Consumer beware: Auto financing sources getting risky
Posted on Friday, July 22, 2016 at 1:51:36 PM
There is no denying that the automotive financing arena is in an exceptional position through the eyes of consumers. Rates are extremely low, the mix of different loans available is massive, and more banks are willing to lend to borrowers who would not have had an easy time getting a traditional loan only a few years ago. However, as is the case in any time period when a specific area of the economy is thriving, some of the tactics of certain lenders have made it on to the radar of regulators in Washington and among state legislatures.

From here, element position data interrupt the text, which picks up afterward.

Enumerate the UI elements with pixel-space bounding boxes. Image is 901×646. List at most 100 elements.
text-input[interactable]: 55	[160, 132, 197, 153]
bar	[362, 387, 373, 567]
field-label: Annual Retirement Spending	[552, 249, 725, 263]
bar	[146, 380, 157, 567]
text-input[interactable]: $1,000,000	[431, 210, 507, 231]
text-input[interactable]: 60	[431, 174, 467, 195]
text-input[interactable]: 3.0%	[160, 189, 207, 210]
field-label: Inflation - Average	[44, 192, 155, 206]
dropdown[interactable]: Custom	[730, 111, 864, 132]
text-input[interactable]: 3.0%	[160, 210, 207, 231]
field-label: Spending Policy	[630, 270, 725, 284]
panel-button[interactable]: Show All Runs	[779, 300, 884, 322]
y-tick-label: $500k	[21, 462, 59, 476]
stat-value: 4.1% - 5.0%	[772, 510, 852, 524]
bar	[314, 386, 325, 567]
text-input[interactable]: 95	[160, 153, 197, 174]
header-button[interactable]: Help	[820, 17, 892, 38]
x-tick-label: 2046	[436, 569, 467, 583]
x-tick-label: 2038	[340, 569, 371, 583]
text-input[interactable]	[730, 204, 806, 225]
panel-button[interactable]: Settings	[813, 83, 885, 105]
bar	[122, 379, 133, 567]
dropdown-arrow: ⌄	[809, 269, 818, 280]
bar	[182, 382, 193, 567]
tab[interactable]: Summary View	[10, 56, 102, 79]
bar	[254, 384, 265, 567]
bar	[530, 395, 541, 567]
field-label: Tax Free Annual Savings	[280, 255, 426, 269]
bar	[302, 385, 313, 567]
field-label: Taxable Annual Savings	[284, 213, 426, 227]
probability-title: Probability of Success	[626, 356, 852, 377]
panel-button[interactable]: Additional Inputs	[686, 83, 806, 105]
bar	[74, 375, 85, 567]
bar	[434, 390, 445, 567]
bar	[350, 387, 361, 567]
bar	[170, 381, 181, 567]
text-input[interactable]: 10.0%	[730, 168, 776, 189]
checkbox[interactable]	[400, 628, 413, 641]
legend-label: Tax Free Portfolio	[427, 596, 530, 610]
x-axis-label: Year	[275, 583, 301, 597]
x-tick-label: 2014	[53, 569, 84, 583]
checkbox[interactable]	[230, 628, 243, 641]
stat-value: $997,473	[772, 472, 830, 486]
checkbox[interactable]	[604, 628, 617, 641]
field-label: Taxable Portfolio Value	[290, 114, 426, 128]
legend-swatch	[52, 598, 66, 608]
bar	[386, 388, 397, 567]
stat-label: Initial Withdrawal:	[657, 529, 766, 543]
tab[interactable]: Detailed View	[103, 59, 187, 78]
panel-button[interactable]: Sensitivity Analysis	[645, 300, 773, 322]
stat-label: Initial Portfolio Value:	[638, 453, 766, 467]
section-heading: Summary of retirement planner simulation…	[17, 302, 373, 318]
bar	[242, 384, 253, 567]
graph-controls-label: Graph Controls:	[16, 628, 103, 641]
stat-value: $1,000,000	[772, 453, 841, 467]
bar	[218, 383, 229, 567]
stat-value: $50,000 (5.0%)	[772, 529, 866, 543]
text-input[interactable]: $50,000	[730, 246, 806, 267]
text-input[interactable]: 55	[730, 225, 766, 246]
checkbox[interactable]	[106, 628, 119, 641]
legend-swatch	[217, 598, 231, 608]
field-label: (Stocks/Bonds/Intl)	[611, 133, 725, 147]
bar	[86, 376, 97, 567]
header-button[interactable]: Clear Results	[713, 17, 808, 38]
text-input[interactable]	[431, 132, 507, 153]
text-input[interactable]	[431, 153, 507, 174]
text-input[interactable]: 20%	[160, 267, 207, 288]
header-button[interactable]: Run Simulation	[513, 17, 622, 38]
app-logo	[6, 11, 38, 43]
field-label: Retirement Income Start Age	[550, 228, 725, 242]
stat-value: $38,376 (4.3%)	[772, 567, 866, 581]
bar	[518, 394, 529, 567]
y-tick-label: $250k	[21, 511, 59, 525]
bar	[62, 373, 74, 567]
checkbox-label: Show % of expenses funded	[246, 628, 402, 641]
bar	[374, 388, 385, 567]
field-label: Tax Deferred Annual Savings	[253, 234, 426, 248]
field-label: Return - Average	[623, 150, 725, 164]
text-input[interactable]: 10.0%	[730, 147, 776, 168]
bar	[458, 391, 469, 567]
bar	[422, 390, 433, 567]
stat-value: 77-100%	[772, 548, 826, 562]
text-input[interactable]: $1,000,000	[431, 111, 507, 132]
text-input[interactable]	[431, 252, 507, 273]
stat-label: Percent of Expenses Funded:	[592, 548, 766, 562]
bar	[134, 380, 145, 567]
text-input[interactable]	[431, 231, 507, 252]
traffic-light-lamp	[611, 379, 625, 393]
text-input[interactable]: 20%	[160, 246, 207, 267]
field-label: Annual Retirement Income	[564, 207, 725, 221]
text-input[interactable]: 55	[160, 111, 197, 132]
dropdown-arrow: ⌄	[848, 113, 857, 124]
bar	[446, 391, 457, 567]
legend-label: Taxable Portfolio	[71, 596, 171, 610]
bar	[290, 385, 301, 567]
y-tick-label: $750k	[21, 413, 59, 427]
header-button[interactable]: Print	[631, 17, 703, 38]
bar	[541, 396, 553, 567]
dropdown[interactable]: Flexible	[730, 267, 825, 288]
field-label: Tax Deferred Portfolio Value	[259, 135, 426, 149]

Unfortunately, this high growth period of auto lending has appeared to translate to more instances of irresponsible lending, putting consumers at risk of facing very uncomfortable debts in the coming years. Consumers need to be careful when choosing a lender.
CNN recently reported that the Office of the Comptroller of Currency has issued a warning to consumers regarding the rapidly increasing figures surrounding delinquencies on auto loans, affirming that some lenders might not be making the full breadth of terms known to their customers.
According to the news provider, this particular government agency is not only working to ensure that consumers understand the threat, but is also trying to educate the heads of the massive financial institutions that are approving the loans. The source pointed out that the auto loan debt volume has increased by 40 percent between 2009 and today to exceed $1 trillion. Just as was the case with Too Big To Fail back around the recession, concerns are growing that the auto lending market might hit a dangerous bubble soon.
Longer terms not always great
Bankrate reported that one of the driving forces behind the massive increases in delinquency rates is the longer term average on loans that have been seen in the past couple of years. The news provider pointed out that the average term of an automotive financing program increased by five months to 67 months between 2010 and 2015.
All of this goes to show the importance of properly understanding loan terms. Consumers who are looking for a safe option to finance their new and used car purchases should always consider working with their local small bank. These institutions tend to take a more educational approach, ensuring that each customer gets approved on the best possible program in accordance with their needs and financial stature.